Total time: anywhere from 14 to 16 days for a basic website update. That’s not just inefficient. That’s unacceptable. And yet—so many teams accept this as normal. Why?
Because we’ve tied our marketing websites to code. And unless your devs moonlight as marketers (spoiler: they don’t), your marketing gets boxed into dev cycles. This is where extreme value creation falls apart. You can’t drive growth when your core narrative is frozen in a dev sprint.
So How Do You Fix It?
You don’t need a full-blown re-platform every time someone wants to update a CTA. What you need is a better match between your needs and your tools.
Here are three paths, each with tradeoffs—but all faster than what you’re doing now.
1. For Fast Campaigns and Light Changes
Use external tools like Unbounce, or Instapage.
- Cost: $
- Customization: Low
- Time to Market: Immediate
If you’re running frequent landing pages, A/B tests, or event-specific CTAs, don’t wait for the dev team. Give marketers the keys. These tools were made for speed. No, they’re not perfect for brand consistency or complex logic. But when time is the priority, they win every time.
2. For Occasional Updates or a CMS Tune-Up
Build reusable components in your existing CMS.
- Cost: $$
- Customization: High
- Time to Market: 1–2 months
This is your middle ground. Instead of asking developers to handcraft every section, create flexible modules inside your CMS (like Contentful, Sanity, or even WordPress). Want to launch a new product card, hero banner, or testimonial grid? You shouldn’t need a dev for that. Invest a bit of time to set up the right blocks—and you’ll save dozens of hours (and headaches) down the line.
3. For Major Issues or a Fresh Start
Rebuild your site with modular architecture.
- Cost: $$$
- Customization: Very High
- Time to Market: 3–4 months
If your site is slow, brittle, or built on a spaghetti-code stack from 2015, stop duct-taping it. You need a rebuild—not for aesthetics, but for function. Think of it as moving from a static brochure to a living marketing platform.

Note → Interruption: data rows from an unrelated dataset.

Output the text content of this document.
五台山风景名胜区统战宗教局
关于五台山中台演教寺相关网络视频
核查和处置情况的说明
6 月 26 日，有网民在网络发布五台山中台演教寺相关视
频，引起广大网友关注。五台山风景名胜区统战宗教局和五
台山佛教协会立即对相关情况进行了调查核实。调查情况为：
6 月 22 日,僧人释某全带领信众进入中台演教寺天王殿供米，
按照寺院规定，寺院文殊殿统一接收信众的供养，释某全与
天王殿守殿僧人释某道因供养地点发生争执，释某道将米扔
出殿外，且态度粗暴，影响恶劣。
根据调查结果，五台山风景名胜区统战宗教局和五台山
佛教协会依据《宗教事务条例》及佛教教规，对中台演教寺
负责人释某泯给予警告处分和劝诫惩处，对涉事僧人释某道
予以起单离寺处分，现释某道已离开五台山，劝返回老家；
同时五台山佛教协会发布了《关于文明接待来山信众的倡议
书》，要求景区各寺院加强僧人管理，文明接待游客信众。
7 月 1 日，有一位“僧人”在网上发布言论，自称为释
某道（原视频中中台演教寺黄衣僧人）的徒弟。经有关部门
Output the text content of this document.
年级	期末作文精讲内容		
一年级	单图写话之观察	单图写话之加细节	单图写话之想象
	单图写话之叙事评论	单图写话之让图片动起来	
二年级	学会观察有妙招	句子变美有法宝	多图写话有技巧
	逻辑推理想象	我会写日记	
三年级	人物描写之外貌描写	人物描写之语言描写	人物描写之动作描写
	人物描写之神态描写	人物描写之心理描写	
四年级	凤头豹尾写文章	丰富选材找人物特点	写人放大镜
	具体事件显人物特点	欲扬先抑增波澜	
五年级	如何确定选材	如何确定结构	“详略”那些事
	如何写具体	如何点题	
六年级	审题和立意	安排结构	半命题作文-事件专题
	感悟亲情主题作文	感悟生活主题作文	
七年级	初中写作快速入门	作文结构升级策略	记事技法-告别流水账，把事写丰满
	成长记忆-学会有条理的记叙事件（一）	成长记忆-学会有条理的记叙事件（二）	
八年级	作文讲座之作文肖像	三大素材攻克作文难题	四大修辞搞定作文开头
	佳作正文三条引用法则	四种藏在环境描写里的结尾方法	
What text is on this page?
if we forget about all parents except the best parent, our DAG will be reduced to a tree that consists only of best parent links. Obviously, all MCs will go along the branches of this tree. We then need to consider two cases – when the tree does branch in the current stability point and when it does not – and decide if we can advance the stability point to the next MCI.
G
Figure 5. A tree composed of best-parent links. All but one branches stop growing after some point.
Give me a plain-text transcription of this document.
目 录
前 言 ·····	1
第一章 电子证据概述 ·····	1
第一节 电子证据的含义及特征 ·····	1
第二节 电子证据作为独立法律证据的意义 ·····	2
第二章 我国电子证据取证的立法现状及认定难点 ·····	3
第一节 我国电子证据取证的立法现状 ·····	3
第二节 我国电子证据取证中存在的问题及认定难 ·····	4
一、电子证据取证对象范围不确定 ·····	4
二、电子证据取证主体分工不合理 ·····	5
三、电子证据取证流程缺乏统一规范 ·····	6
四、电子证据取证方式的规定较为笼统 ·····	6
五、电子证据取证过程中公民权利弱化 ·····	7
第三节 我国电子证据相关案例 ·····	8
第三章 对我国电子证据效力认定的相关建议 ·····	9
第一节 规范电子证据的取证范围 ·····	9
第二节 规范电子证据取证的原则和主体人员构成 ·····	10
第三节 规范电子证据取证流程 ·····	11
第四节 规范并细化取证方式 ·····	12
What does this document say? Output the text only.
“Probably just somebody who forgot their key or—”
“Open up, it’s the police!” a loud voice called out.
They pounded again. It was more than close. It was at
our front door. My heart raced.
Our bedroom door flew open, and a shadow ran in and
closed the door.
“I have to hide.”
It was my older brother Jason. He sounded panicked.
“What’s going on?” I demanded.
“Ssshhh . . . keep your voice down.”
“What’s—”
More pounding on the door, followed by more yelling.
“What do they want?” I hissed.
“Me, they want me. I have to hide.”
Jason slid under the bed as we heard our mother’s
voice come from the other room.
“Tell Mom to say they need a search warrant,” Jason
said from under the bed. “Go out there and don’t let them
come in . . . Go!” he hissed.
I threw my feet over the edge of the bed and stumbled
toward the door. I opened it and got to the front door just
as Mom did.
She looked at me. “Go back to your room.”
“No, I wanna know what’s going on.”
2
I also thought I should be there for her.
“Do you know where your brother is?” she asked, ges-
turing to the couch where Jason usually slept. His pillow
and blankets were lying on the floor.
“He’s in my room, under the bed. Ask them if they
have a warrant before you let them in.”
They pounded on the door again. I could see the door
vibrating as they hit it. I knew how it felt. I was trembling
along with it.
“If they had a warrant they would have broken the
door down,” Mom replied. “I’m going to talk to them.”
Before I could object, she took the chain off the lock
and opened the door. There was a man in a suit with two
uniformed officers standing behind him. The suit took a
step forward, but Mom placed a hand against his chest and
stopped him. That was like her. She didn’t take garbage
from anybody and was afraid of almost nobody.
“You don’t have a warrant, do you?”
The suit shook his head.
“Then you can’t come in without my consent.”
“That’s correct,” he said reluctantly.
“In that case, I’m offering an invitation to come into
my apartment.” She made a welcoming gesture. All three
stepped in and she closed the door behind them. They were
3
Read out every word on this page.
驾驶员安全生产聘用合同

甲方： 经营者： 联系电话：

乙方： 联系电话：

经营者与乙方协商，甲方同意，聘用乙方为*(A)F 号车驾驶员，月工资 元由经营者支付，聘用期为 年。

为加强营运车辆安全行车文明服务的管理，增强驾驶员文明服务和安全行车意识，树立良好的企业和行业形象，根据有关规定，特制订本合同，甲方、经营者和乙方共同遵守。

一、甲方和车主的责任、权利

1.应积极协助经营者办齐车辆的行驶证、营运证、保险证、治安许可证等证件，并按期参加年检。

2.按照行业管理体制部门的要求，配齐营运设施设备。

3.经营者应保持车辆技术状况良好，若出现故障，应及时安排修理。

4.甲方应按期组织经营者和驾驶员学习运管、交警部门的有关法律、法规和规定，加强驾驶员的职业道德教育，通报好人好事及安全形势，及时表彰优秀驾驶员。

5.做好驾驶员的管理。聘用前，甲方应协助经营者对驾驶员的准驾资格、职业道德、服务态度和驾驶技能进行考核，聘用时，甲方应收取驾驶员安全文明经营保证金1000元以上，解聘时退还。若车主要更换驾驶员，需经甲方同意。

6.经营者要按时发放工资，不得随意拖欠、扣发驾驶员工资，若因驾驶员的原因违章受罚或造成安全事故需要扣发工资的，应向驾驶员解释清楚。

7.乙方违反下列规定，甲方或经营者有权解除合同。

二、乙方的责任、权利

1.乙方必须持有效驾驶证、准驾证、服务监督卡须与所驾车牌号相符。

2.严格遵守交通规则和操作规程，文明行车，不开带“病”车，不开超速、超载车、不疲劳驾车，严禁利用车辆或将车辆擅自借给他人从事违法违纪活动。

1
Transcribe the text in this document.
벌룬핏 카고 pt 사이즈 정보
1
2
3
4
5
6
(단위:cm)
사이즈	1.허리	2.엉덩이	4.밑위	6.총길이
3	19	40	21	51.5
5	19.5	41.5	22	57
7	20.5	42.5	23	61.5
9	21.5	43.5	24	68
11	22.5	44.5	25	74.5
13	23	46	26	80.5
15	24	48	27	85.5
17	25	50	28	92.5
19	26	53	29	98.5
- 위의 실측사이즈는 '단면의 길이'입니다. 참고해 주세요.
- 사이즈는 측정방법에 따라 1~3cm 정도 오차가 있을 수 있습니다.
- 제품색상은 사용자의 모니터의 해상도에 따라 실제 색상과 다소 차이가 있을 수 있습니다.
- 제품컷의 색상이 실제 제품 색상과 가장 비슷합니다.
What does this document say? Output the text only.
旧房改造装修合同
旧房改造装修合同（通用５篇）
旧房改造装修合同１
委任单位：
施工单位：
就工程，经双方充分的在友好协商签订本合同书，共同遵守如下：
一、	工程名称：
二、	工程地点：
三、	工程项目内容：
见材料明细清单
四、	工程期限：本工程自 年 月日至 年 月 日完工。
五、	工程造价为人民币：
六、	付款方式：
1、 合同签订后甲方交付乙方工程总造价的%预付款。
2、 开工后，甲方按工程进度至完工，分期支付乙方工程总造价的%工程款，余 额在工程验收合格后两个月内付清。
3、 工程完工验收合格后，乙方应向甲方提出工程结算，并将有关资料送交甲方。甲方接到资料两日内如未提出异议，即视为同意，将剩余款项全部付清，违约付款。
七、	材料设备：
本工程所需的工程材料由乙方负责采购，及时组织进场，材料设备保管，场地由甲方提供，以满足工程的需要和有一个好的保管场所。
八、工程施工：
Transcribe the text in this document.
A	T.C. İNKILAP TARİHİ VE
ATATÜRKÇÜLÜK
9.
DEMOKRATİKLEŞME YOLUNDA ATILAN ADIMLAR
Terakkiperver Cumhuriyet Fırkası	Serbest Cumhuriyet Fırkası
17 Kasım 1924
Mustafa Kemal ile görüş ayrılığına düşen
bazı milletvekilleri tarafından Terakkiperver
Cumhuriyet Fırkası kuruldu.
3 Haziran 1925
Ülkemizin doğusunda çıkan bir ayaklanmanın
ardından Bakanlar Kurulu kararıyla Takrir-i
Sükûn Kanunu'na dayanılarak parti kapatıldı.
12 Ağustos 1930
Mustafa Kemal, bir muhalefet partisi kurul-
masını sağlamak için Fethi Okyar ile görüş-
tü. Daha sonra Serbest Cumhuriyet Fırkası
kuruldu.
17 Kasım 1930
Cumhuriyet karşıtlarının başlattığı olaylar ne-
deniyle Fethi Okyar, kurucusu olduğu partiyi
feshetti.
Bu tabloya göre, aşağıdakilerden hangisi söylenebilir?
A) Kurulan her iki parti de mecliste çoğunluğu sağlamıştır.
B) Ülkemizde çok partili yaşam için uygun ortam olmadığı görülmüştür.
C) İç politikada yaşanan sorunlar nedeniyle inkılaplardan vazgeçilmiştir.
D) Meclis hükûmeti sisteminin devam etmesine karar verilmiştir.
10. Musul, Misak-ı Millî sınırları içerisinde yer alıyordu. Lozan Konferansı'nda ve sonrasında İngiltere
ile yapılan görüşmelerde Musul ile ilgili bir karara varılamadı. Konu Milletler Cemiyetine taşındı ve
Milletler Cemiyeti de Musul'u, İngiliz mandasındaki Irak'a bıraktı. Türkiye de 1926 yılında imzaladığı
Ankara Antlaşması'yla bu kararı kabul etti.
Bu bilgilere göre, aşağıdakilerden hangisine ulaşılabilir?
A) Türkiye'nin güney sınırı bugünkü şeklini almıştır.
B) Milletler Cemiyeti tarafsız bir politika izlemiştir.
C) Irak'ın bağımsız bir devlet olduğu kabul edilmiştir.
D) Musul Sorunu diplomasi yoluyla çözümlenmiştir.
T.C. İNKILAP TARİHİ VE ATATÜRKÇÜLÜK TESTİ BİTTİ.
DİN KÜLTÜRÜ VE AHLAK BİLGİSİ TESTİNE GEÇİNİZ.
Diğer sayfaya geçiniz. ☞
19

This is an investment—but if your website is the face of your growth engine, it’s worth getting it right.
Your Website Shouldn’t Be the Bottleneck
Your website is your loudest, most persistent salesperson. It doesn’t sleep. It doesn’t take PTO. But it does need to evolve as fast as your strategy does. So ask yourself:
- Is your current site setup helping—or hurting—your campaigns?
- Are you still waiting on dev cycles for simple marketing tasks?
- And what would your team unlock if those bottlenecks vanished?